Description
Java, Python, and PCRE all restrict what is allowed to appear in a lookbehind assertion. These restrictions are similar, but with some differences.
-
In Python, a lookbehind must have a fixed length and may only contain repetitions like
{n}
.\X
is forbidden in a lookbehind. -
In PCRE, a lookbehind may contain alternatives with different lengths, which can even be nested, as well as repetitions with an upper bound. As in Python,
\X
and unbounded repetitions are forbidden -
Java has the most complicated rules.
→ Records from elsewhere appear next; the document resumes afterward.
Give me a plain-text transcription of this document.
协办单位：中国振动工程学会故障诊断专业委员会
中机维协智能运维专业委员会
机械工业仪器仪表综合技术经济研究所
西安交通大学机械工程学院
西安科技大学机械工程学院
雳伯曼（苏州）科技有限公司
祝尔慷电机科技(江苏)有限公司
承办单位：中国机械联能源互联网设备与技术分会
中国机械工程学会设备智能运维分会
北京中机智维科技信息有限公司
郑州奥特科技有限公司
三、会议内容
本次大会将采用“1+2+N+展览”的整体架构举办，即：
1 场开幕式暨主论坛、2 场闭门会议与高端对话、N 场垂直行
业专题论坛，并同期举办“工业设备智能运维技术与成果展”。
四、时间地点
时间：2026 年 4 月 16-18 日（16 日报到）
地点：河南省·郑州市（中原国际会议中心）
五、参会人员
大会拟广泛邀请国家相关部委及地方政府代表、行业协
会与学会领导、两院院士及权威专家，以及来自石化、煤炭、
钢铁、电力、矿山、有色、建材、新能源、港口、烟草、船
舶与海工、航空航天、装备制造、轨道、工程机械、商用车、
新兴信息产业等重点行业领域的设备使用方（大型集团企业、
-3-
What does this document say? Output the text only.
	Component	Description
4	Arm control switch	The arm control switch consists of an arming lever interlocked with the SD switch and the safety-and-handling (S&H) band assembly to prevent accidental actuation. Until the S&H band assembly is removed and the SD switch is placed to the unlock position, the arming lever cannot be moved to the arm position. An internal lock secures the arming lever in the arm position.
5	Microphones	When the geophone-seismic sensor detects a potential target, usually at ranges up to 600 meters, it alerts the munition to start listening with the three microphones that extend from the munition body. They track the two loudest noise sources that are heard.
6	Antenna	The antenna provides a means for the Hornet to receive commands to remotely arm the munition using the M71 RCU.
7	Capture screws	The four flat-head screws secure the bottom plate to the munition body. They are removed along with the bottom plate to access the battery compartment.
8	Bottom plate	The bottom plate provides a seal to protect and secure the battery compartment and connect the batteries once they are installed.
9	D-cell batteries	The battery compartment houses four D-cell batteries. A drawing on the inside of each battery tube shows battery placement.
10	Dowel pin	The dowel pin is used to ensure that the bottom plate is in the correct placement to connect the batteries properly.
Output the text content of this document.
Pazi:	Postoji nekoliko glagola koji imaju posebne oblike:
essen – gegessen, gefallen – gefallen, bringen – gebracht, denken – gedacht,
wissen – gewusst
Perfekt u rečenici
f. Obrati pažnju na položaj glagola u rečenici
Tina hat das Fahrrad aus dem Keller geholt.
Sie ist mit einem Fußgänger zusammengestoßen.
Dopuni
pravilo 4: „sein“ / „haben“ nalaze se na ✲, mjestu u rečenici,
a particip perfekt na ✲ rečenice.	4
It allows arbitrary repetition in a lookbehind; however, every repetition must have a fixed length, and may not include alternations or
?
even when they have the same length.?
/{0,1}
is not treated as a repetition by Java.Java treats repeated groups (
(a)+
) differently than other kinds of repetitions (a+
,[a]+
). Infinite repetitions of groups must satisfy the following constraints, where$n$ is the number of code points matched by the group:-
when
$n$ is odd:- it must be preceded by an odd number
$r$ of infinite repetitions, or - the part before the repeated group must match
$c$ code points (excluding infinite repetitions), so that$c - r < n$
- it must be preceded by an odd number
-
when
$n$ is even:- it must be preceded by an odd number
$r$ of infinite repetitions, and - the part before the repeated group must match
$c$ code points (excluding infinite repetitions), so that$c - r \in [0; n)$
- it must be preceded by an odd number
These rules might not be comprehensive, but I haven't found an exception so far.
-
Describe the bug
Pomsky allows anything in a lookbehind.
Expected behavior
A compatibility error should be produced.